その可能性に気付くと雛菊は青くなって、チェリウフィーの解答にも耳を塞ぎたくなる。
その様子をチェリウフィーは初々しく見つめながらも、堪え切れずにからからと笑い出した。
「安心おし。あの婚約話も今回のようにあれをこの国に繋ぐ為の爺らの勝手した事だから。大体、あいつがあんたにご執心なのに驚くくらい、シャナの奴が女とどうこうって話は聞いたこたぁないよ。あたしはあれが過去に何人も女がいたような器用な男には見えないがねぇ」
最後の方は独り言にも近かったが、付き合いの長い彼女の言葉に安堵してまたすぐ塞いだ。

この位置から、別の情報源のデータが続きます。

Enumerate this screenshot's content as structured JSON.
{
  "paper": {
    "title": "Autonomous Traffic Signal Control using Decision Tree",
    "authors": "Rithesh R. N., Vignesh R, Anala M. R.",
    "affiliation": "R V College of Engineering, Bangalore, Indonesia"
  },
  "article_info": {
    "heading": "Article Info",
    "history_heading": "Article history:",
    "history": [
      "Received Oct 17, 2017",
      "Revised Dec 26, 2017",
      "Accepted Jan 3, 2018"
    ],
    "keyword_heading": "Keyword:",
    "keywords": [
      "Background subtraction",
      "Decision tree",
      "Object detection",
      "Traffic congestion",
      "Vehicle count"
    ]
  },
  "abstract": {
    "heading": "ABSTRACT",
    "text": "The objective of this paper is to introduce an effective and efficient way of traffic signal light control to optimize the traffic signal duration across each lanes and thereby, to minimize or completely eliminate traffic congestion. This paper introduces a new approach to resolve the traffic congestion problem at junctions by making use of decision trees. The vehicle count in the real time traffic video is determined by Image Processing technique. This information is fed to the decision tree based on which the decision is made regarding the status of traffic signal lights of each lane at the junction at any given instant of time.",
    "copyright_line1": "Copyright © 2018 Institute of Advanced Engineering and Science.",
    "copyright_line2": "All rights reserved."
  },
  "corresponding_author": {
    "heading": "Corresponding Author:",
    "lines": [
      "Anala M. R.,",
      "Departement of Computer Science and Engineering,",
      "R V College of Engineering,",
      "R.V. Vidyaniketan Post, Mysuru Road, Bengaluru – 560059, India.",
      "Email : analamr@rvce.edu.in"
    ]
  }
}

「でも、何もなかったとしてもこの話でシィリー君を傷付けたのは確かなんですよね」
“この国は自分に何も与えない”と彼が言った事を思い出す。それ以上に酷い仕打ちも聞いた。
積もり積もった鬱屈した感情が、セラフィムに対する妄執に繋がっている気がする。
境遇には同情するが、子供の駄々みたいな印象もあった。少なくとも心の何処かが歪んでしまっているのだろうというのが雛菊の見解だ。

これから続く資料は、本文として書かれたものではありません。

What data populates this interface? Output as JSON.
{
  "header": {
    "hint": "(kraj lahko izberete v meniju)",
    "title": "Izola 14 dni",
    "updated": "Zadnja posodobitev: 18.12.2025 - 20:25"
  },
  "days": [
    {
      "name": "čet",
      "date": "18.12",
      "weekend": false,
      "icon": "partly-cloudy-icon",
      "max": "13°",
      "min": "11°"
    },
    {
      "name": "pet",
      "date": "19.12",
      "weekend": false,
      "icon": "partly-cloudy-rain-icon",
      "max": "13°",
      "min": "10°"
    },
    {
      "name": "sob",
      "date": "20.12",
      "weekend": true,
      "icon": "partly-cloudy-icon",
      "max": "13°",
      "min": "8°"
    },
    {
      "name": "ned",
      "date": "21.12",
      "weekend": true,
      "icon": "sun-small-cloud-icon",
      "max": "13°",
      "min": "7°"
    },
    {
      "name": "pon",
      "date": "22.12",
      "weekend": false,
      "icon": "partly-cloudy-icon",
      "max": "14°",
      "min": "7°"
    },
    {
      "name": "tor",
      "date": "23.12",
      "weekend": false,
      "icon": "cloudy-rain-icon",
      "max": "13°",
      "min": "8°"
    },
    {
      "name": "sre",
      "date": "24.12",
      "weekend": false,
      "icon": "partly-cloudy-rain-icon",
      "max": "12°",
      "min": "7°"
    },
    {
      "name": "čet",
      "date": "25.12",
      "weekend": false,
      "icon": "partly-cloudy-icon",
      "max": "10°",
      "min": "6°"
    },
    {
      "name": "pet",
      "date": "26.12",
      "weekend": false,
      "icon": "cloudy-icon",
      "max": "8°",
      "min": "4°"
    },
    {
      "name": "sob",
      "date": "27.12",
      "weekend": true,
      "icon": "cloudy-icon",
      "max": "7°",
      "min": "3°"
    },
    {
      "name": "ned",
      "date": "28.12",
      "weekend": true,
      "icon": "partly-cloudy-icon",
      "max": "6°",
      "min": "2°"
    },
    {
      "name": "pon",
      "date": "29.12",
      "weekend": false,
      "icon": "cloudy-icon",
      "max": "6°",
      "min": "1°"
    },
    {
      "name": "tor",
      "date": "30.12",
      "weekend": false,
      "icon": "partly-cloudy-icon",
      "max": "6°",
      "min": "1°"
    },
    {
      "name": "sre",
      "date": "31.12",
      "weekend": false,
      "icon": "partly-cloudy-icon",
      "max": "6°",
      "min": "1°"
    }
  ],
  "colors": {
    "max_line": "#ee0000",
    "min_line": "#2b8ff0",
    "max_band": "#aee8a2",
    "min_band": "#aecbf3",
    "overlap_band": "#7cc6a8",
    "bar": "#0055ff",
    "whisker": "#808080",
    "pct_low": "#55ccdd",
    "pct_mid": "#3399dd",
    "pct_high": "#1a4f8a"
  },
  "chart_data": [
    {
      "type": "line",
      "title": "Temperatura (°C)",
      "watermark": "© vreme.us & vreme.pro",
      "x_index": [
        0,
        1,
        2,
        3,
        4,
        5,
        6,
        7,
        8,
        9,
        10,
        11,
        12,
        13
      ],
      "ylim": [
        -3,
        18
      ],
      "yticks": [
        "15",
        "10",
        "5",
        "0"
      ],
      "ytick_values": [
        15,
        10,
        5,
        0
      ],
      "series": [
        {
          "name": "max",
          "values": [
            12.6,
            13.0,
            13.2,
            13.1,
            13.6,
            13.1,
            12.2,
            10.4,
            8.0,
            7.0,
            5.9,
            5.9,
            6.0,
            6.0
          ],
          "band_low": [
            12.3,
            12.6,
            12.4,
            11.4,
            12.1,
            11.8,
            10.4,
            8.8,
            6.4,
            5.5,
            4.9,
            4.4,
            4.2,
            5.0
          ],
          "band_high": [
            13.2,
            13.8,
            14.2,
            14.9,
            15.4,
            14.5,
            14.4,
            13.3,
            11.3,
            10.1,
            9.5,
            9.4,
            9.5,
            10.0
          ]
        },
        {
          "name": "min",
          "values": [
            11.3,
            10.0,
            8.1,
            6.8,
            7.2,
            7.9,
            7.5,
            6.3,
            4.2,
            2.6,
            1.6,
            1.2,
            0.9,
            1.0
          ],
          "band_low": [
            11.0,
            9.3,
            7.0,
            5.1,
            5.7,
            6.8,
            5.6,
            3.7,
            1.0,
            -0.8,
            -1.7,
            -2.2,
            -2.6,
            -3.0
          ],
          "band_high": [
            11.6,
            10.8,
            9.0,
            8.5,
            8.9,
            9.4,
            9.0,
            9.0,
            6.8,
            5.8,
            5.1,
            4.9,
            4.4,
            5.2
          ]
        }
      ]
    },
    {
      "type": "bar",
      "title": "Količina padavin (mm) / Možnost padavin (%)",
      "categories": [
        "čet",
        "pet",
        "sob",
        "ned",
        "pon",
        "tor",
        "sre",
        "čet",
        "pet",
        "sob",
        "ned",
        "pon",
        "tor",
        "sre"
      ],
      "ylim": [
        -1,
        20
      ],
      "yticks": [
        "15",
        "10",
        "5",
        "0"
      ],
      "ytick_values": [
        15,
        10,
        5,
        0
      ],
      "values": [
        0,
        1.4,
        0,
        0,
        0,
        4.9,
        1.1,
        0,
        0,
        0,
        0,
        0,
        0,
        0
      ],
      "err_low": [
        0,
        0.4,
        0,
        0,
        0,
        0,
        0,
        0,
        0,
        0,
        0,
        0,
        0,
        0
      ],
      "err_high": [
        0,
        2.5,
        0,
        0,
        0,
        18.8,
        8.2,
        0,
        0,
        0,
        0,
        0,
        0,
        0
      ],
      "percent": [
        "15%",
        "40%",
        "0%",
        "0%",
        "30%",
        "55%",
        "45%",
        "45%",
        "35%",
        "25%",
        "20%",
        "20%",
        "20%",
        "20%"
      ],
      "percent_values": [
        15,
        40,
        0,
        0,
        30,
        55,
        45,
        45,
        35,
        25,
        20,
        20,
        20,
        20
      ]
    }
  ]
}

(この世界に戻ったからにはあの人ともまた対峙しないといけないんだろうな)
そう考えると体が震えるのだが、放っておくにはあまりに気の毒過ぎた。
「ーー何を考えてるが想像つくが、気に病むんじゃないよ。あいつはあたしらが落とし前つけなきゃいけないんだからさ」
それはこの結果を招いた事への彼女の悔恨だろう。
「現王一族と前王一族は居住区域が別で、教育係も別だったから気付けなかってぇのは言い訳でしかならないけどねぇ……」
妾腹だからと継承権から遠ざけられ、早くに親を亡くし身内の情に飢えた少年。
何処かで気付いて手を差し伸べられたらと、面倒見の良い彼女は思っているのだろう。
「おや、湿っぽい茶会になっちまって悪かったねぇ。今日はしまいにしようか。また近いうちに声かけるからさ」
「はい。またお邪魔します」
腰を上げ、雛菊は丁寧に頭を下げた。それに対し、チェリウフィーも今日の装いに見合った淑女らしい仕草で応える。

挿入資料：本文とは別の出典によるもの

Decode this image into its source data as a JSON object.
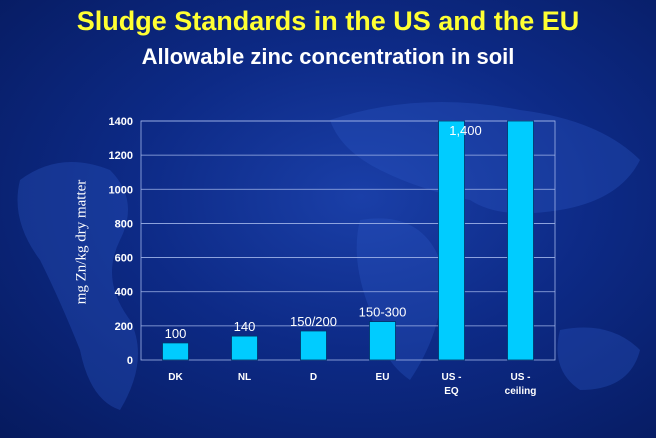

「お節介ついでに言うけどね、ヒナ嬢は難しいこたぁ考えず、ただあいつを幸せにしたげんのを一番に動いたらいいんだよ。この国の行く末やセイリオスの坊やとか気にしないでいいんだ。だってあんたはこの世界の為じゃなく、シャナの為に来たんだろう?」
まるでお嫁に行く孫を慈しむようにチェリウフィーに頬を撫でられ、雛菊は置いて来た郷愁の念で鼻の奥がツンと痛くなるのを感じた。
涙は堪えたが、人生の先輩は誤魔化せないようだ。
「何を覚悟して来たかは追及しないが、あの子を幸せにしておやりよ。あんたなら出来るから」
覚悟を決めた女は戦地をも駆け抜けるからねと笑い飛ばすチェリウフィーに、雛菊も小さく笑みを零して、三度深々と頭を下げるのだった。